明显危及生命事件(ALTEs)对照顾者来说是极具压力的情况,通常会导致儿童前往急诊科就诊。由于这些事件通常很短暂且在短时间内就会缓解,现在该实体被称为短暂性不明原因事件(BRUE)。近年来已发布了关于BRUE管理的更新建议,包括进行风险分层以识别后续事件或严重潜在疾病风险较低的人群。本研究的目的是描述我院ALTE和BRUE的流行病学情况,并详细介绍瑞士一家三级儿童专科医院中该人群的临床管理实践。
我们回顾性分析了2009年9月至2018年4月期间入住巴塞尔大学儿童医院的所有ALTE或BRUE患儿病例,通过ICD - 10GM编码进行识别。利用电子健康记录提取诊断程序、住院时间和结局的数据。将低风险BRUE婴儿(定义为年龄>60天且<1岁,孕龄≥32周且孕后年龄≥45周,首次BRUE发作持续时间<1分钟且无需训练有素的医疗人员进行心肺复苏)与高风险BRUE/ALTE婴儿(不符合低风险BRUE的所有标准)进行比较。

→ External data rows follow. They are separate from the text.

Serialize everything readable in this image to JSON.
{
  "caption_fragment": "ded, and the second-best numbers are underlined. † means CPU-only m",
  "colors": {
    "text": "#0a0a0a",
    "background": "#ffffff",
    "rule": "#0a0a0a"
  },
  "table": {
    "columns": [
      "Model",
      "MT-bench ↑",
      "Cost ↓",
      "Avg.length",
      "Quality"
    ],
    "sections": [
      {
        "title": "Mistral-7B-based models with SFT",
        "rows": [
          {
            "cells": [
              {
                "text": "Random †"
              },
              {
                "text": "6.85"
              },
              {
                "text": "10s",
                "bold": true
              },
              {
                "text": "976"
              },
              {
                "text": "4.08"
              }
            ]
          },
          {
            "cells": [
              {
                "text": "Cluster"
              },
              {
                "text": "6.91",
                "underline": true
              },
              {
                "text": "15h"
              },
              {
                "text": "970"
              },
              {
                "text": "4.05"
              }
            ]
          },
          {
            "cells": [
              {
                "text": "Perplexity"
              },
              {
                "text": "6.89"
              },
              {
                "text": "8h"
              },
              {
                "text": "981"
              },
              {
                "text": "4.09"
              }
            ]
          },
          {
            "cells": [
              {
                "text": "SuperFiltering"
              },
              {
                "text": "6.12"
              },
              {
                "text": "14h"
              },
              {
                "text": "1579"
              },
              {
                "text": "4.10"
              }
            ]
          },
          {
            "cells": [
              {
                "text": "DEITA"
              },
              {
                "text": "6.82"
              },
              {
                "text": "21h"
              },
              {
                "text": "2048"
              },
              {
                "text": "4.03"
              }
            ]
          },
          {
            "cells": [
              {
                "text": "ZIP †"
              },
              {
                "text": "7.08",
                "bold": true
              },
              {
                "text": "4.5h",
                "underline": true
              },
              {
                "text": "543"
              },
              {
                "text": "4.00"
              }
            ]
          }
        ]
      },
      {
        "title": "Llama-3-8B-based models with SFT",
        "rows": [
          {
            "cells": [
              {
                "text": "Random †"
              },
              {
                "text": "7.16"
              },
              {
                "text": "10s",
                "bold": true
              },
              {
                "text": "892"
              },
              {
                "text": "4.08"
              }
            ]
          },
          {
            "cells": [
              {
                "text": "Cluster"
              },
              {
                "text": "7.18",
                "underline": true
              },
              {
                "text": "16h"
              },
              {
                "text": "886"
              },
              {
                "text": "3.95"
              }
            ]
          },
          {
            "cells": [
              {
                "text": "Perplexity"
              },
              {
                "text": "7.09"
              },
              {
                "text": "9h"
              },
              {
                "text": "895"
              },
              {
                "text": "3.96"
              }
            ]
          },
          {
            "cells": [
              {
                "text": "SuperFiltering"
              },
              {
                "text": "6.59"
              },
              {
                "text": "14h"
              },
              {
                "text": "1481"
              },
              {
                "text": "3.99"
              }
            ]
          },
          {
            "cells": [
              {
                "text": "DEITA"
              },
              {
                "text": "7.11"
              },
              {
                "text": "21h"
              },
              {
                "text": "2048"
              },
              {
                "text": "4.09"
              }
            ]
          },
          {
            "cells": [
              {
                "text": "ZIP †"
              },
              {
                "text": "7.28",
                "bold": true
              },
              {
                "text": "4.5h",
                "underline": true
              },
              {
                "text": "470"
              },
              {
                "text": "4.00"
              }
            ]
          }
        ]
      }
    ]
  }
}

共识别出65例患者,中位年龄为42天(四分位间距20 - 67),其中15%被归类为低风险BRUE。97%的患者进行了血液样本分析,63%进行了头颅超声检查,78%进行了心电图检查,26%进行了多导睡眠图检查。几乎所有患者的检查结果均正常,住院期间均未记录到进一步的事件。仅在1例患者中检测到QTc延长作为潜在的严重基础疾病。
我们的数据表明,因ALTE/BRUE入院超过24小时以及对这类婴儿进行广泛检查很少能确定具体的潜在病因。根据当前建议,15%的入院患者可归类为低风险BRUE,因此可以安全地减少住院和检查。我们建议对瑞士当前关于ALTE/BRUE的建议进行调整,以优化BRUE患儿的临床管理。